Ja wiem, ze kibice oczekują generalnie korzystnego wyniku, ale spójrzmy prawdzie w oczy, liga belgijska jest w top 10, a Standard jest stałym bywalcem europejskich pucharów. Nam bardzo daleko do takich wyników, a to nie jest najlepszy klub w Belgii. Nawet nie jest drugi. Więc róznica klas jest znacząca.
Trzeba przyznać, ze w tym roku Lech losował bardzo zle praktycznie co losowanie.
Jednak takie Ber Szewa, Molde czy Cluj, czy Sparta, Qarabach, Łudogorets to nie to samo co Rangers czy Standard. I stąd nie ma co oczekiwać specjalnie wyników, bo po prostu rzetelnie do tego podchodząc i to oceniając, nie stać nas na nie.
Pytanie czy my tu jesteśmy faworytem czy jednak nie. Moim zdaniem ten mecz nie ma jednoznacznego faworyta. A po pierwszym spotkaniu będzie widać kto nim będzie w rewanżu.
Moim zdaniem to moze byc spotkanie na remis. Tak naprawdę, jesli teraz nie zdobędziemy punktów, to wynik tegorocznych pucharów ponownie będzie słaby, bo cięzko oczekiwać, zeby zdobywać je z silniejszymi zespołami, skoro z najsłabszym rywalem sie nie potrafi.
Nie mam chyba oczekiwań. Z jednej strony zwyciestwo dało by upragnione punkty do rankingu i w tabeli, rozbudziło ponownie nadzieje na awans, chyba niepotrzebnie, bo raczej to mało realne.

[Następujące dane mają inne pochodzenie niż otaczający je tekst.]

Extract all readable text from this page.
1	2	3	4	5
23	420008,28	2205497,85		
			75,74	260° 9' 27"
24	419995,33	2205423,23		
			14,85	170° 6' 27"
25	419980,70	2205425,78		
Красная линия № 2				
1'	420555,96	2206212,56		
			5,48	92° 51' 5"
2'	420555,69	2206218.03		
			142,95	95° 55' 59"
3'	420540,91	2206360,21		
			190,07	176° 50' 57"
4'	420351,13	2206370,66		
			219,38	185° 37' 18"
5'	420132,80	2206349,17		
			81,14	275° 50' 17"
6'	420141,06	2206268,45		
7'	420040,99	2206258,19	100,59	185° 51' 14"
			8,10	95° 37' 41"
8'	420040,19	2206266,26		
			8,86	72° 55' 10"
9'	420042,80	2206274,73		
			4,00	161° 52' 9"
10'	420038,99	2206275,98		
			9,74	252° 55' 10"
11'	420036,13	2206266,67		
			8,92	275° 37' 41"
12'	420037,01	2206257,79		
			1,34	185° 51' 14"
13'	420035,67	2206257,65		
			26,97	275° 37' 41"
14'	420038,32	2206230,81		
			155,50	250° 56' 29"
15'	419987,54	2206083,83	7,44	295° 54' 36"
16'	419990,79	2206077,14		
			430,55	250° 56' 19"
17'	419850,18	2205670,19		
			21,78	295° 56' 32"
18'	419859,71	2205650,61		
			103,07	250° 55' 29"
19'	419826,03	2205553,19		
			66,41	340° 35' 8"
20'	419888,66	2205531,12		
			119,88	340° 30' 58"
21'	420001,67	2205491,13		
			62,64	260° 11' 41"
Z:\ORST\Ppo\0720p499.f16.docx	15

Z drugiej czy porażka może dziwić? Przewaga Standargu jest zdecydowana pod kazdym wzgledem, doswiadczenia, kadry, finansów, wiec jedynie aktualne problemy rywala pozwalają wierzyć, że uda się coś ugrać. Ale Lech nawet jesli gra całkiem ladnie, to nie punktuje, więc akurat na korzystny wynik nie ma co sie jakoś szczególnie nastawiać.